Data Clauses – Create, Present, Delete

Imagine you’re cooking in a kitchen. Sometimes you need temporary bowls for mixing ingredients – you don’t bring them from another room, and you don’t take them back when done. You just need them for the cooking process! That’s exactly what CREATE, PRESENT, and DELETE clauses do for GPU memory.

Learn how to allocate device memory for Fortran arrays without transferring data, manage temporary work arrays for intermediate calculations, and control device memory explicitly.

The Problem: Temporary Arrays

Many scientific calculations need temporary workspace:

Step 1: temp = sqrt(input_data)
Step 2: result = temp * coefficient

Problem: We only need temp on the GPU, not on the host!

Without proper memory management:

❌ Host → Device: Transfer temp (unnecessary!)
✅ GPU: Calculate with temp
❌ Device → Host: Transfer temp back (wasteful!)

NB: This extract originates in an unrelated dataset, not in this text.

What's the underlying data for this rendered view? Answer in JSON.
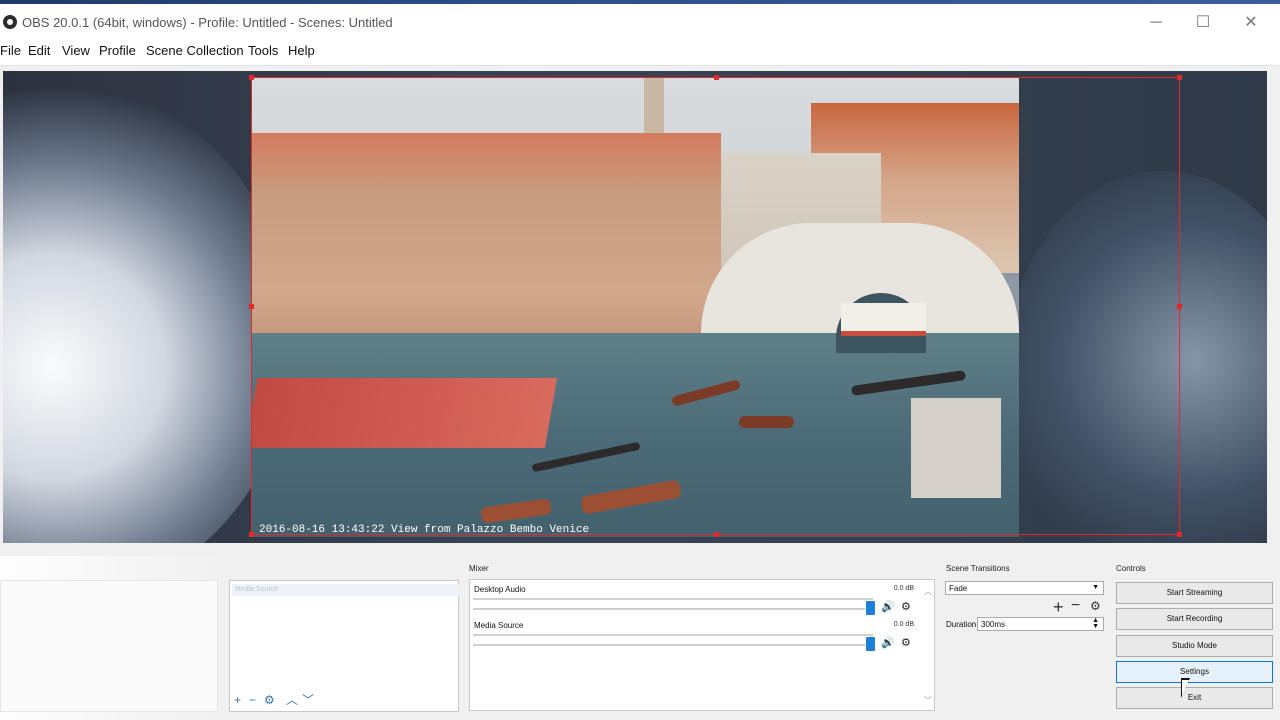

Visual: Device Memory Allocation

Host Memory          Device Memory
┌─────────────┐     ┌─────────────┐
│ input_data  │────▶│ input_data  │ copyin()
│             │     │             │
│ result      │◀────│ result      │ copyout() 
│             │     │             │
│ (no temp)   │  ✗  │ temp_array  │ create() ← Device only!
│             │     │             │
└─────────────┘     └─────────────┘

Memory saved on host!
No unnecessary transfers!

Key Data Clauses

CREATE Clause

!$acc parallel loop create(temp_array)
  • Purpose: Allocate device memory WITHOUT data transfer
  • Use: Temporary arrays, intermediate calculations
  • Memory: Device only – saves host memory

PRESENT Clause

!$acc parallel loop present(temp_array)
  • Purpose: Use data that ALREADY exists on device
  • Use: Multi-kernel operations on same data
  • Requirement: Data must already be on device

DELETE Clause

!$acc exit data delete(temp_array)
  • Purpose: Explicitly remove data from device
  • Use: Manual memory cleanup
  • Timing: When finished with the data

Memory Management Workflow

CREATE Phase:
┌─────────────────┐
│ Allocate device │
│ memory for temp │
│ (no data copy)  │
└─────────────────┘
         │
         ▼
USE Phase (PRESENT):
┌─────────────────┐
│ Use temp in     │
│ calculations    │
│ (already there) │
└─────────────────┘
         │
         ▼
DELETE Phase:
┌─────────────────┐
│ Free device     │
│ memory for temp │
│ (cleanup)       │
└─────────────────┘

Fortran Examples

Basic CREATE Pattern

program simple_create
  real :: input(1000), output(1000), temp(1000)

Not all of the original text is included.